I think automotive engineers, or at least the operations chiefs who control them are bastards. They use the world's knowledg of circuits, engineering, electricity to their advantage over populations of people to profit off them...not necessarily to make their lives better. They are in the game to make money and control their product. Every human throughout history has used the preceding human's knowledge base to build upon something and improve it. There is no true original anything. It borrows. Capitalistic thinking fails to acknowledge this. They would like everyone to believe they alone created the product they present. They have only assembled it in their own unique way...and sometimes not so unique way.
I don't know for certain what the agreements are between automobile manufacturers and those who create technical manuals for their products. Perhaps there lays a pre-arranged agreement as to how much knowledge can be shared... but if there aren't any limits to what can be exposed and charted, it must be incompetence which drives them.

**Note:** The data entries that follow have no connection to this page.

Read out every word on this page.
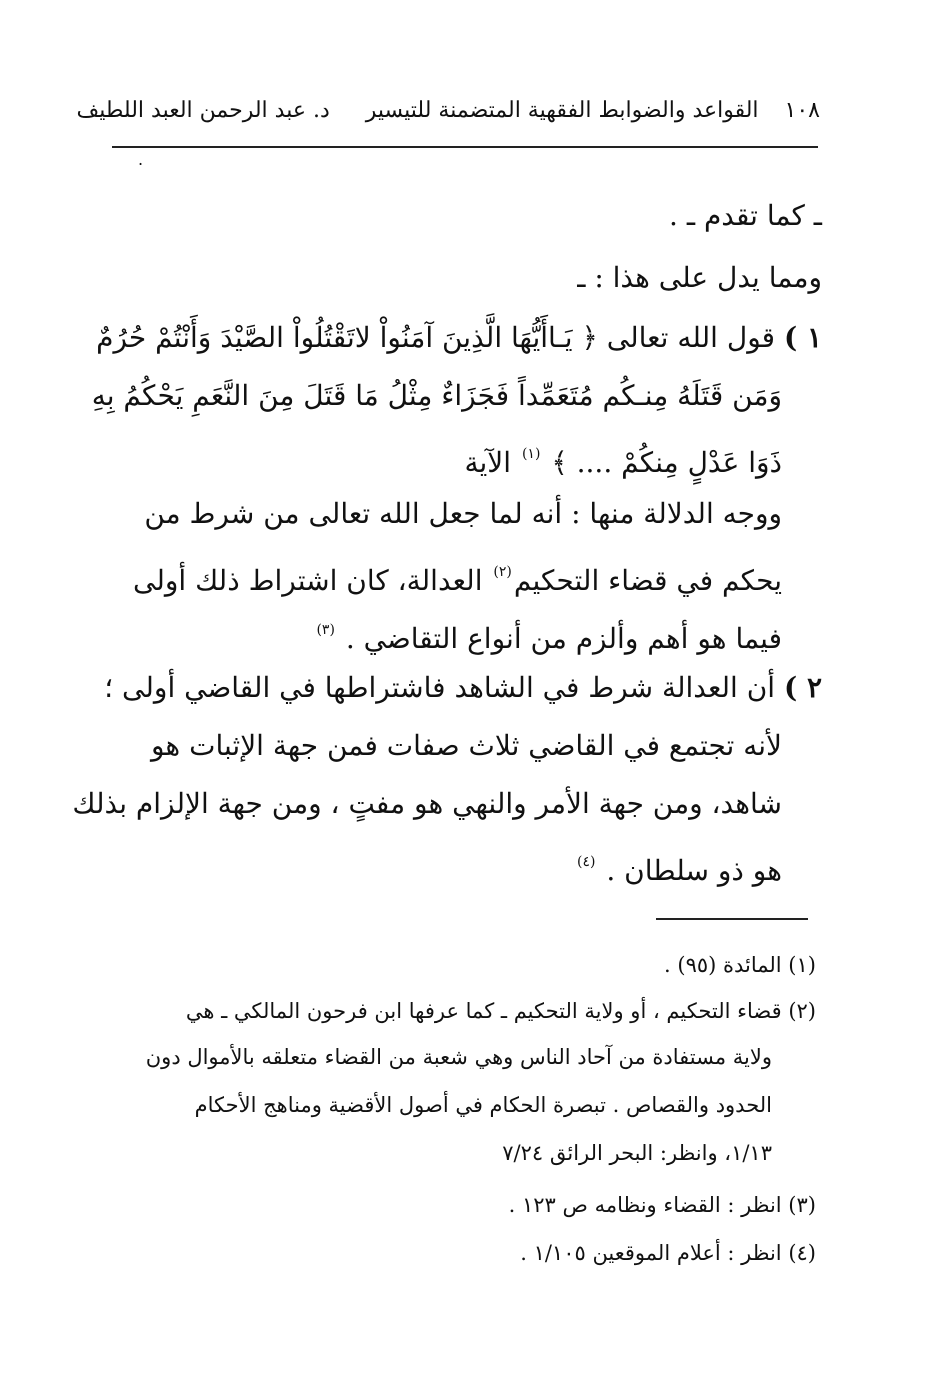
١٠٨
القواعد والضوابط الفقهية المتضمنة للتيسير
د. عبد الرحمن العبد اللطيف
.
ـ كما تقدم ـ .
ومما يدل على هذا : ـ
١ ) قول الله تعالى ﴿ يَـاأَيُّهَا الَّذِينَ آمَنُواْ لاتَقْتُلُواْ الصَّيْدَ وَأَنْتُمْ حُرُمٌ
وَمَن قَتَلَهُ مِنـكُم مُتَعَمِّداً فَجَزَاءٌ مِثْلُ مَا قَتَلَ مِنَ النَّعَمِ يَحْكُمُ بِهِ
ذَوَا عَدْلٍ مِنكُمْ .... ﴾ $^{(١)}$ الآية
ووجه الدلالة منها : أنه لما جعل الله تعالى من شرط من
يحكم في قضاء التحكيم$^{(٢)}$ العدالة، كان اشتراط ذلك أولى
فيما هو أهم وألزم من أنواع التقاضي . $^{(٣)}$
٢ ) أن العدالة شرط في الشاهد فاشتراطها في القاضي أولى ؛
لأنه تجتمع في القاضي ثلاث صفات فمن جهة الإثبات هو
شاهد، ومن جهة الأمر والنهي هو مفتٍ ، ومن جهة الإلزام بذلك
هو ذو سلطان . $^{(٤)}$
(١) المائدة (٩٥) .
(٢) قضاء التحكيم ، أو ولاية التحكيم ـ كما عرفها ابن فرحون المالكي ـ هي
ولاية مستفادة من آحاد الناس وهي شعبة من القضاء متعلقه بالأموال دون
الحدود والقصاص . تبصرة الحكام في أصول الأقضية ومناهج الأحكام
١/١٣، وانظر: البحر الرائق ٧/٢٤
(٣) انظر : القضاء ونظامه ص ١٢٣ .
(٤) انظر : أعلام الموقعين ١/١٠٥ .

Supposing incompetence rules and not deliberate sabatoge...if I were on the board of directors for any of the existing manuals like Hayne's, Chiltons, Mitchell1DIY etc, I would fire my operations chiefs immediately and begin the process over again...detailing the entire process of the automobile with complete clarity, and complexity...no part would be left unmentioned...and diagrams and photographs would leave nothing to the imagination. Every connector and every wire to every pin would be accounted for. A child could trace each part to one another and make any necessary replacements or repairs as they see fit or come due.
Aristoxenus works on his Honda Horse just outside of Athens, Greece.